Bank mungkin berargumen bahwa surat permohonan dari nasabah (seperti surat permohonan pembebasan denda dan bunga yang diajukan PT. N.S.) bisa menjadi dasar penahanan jaminan. Namun, ini adalah penafsiran yang keliru secara hukum.
Sebuah surat permohonan adalah inisiatif nasabah untuk
mencari solusi atau keringanan, bukan perjanjian pengikatan jaminan baru.
Isi surat yang menunjukkan kesediaan untuk "pemotongan" atau "pengalihan dana" adalah upaya penyelesaian, bukan persetujuan untuk menahan jaminan yang sudah lunas.
Status hukum sebuah jaminan yang telah lunas tidak dapat diubah hanya dengan sebuah surat permohonan, apalagi mengikatnya pada kredit lain tanpa akta pengikatan jaminan yang sah.
Oleh karena itu, argumen bank yang bersikukuh menahan sertipikat hanya karena surat permohonan tersebut adalah tidak berdasar hukum.
Apa yang Harus Dilakukan Jika Anda Mengalami Hal Serupa?
Jika Anda atau perusahaan Anda menghadapi situasi serupa, jangan panik dan jangan ragu untuk bertindak. Berikut adalah langkah-langkah yang bisa dipertimbangkan:
Kumpulkan Dokumen
Pastikan Anda memiliki semua dokumen
terkait perjanjian kredit (baik yang lunas maupun yang bermasalah), bukti
pelunasan, dan korespondensi dengan bank.
Kirim Somasi
Layangkan surat somasi resmi kepada bank,
menuntut pengembalian jaminan Anda dalam jangka waktu tertentu. Somasi ini
harus disusun dengan dasar hukum yang kuat.

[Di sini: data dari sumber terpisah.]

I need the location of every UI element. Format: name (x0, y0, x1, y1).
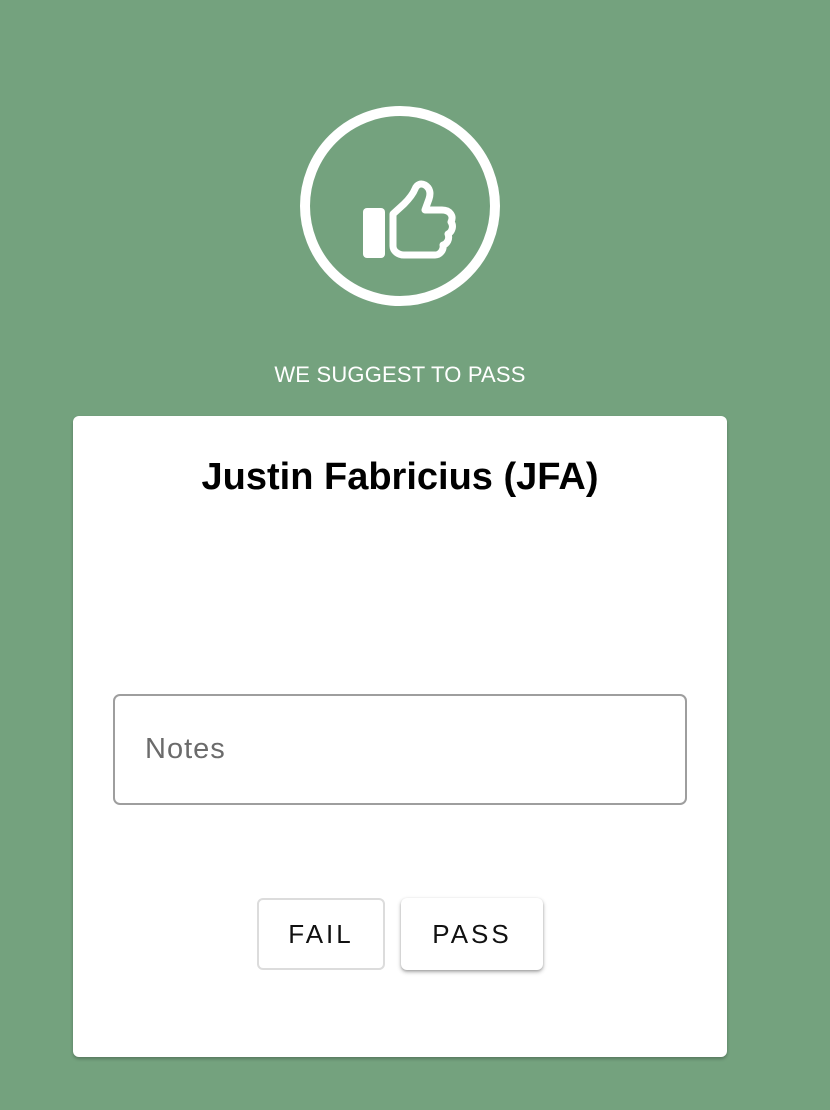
fail-button[interactable]: FAIL (257, 898, 385, 970)
notes-field[interactable] (113, 694, 687, 805)
notes-input[interactable] (115, 696, 685, 803)
review-card: Justin Fabricius (JFA) FAIL PASS (73, 416, 727, 1057)
status-icon-ring (300, 106, 500, 306)
pass-button[interactable]: PASS (401, 898, 543, 970)
thumbs-up-icon (363, 180, 456, 259)
suggestion-text: WE SUGGEST TO PASS (274, 362, 526, 387)
person-name: Justin Fabricius (JFA) (201, 456, 599, 498)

Upayakan Mediasi/Negosiasi
Jika somasi tidak diindahkan,
ajukan mediasi melalui lembaga yang berwenang (misalnya Otoritas Jasa
Keuangan/OJK) atau lakukan negosiasi langsung dengan bank, didampingi oleh
penasihat hukum.
Gugatan Perdata
Apabila semua upaya non-litigasi gagal,
pertimbangkan untuk mengajukan gugatan perdata ke pengadilan. Gugatan ini dapat
menuntut pengembalian jaminan dan ganti rugi atas kerugian yang timbul.
Pentingnya Pendampingan Hukum
Menghadapi institusi keuangan seperti bank membutuhkan pemahaman hukum yang mendalam dan strategi yang tepat. Bank memiliki tim hukum yang kuat, sehingga Anda membutuhkan pendampingan dari ahli hukum yang berpengalaman di bidang perdata, perbankan, dan jaminan.
Jangan biarkan hak Anda atas aset yang telah lunas tertahan
tanpa dasar hukum yang jelas. Memahami hak-hak Anda dan berani mengambil
langkah hukum adalah kunci untuk melindungi aset dan kepentingan Anda.
Artikel ini bersifat edukasi dan bukan merupakan nasihat hukum resmi. Untuk kasus spesifik, sangat disarankan untuk berkonsultasi dengan profesional hukum.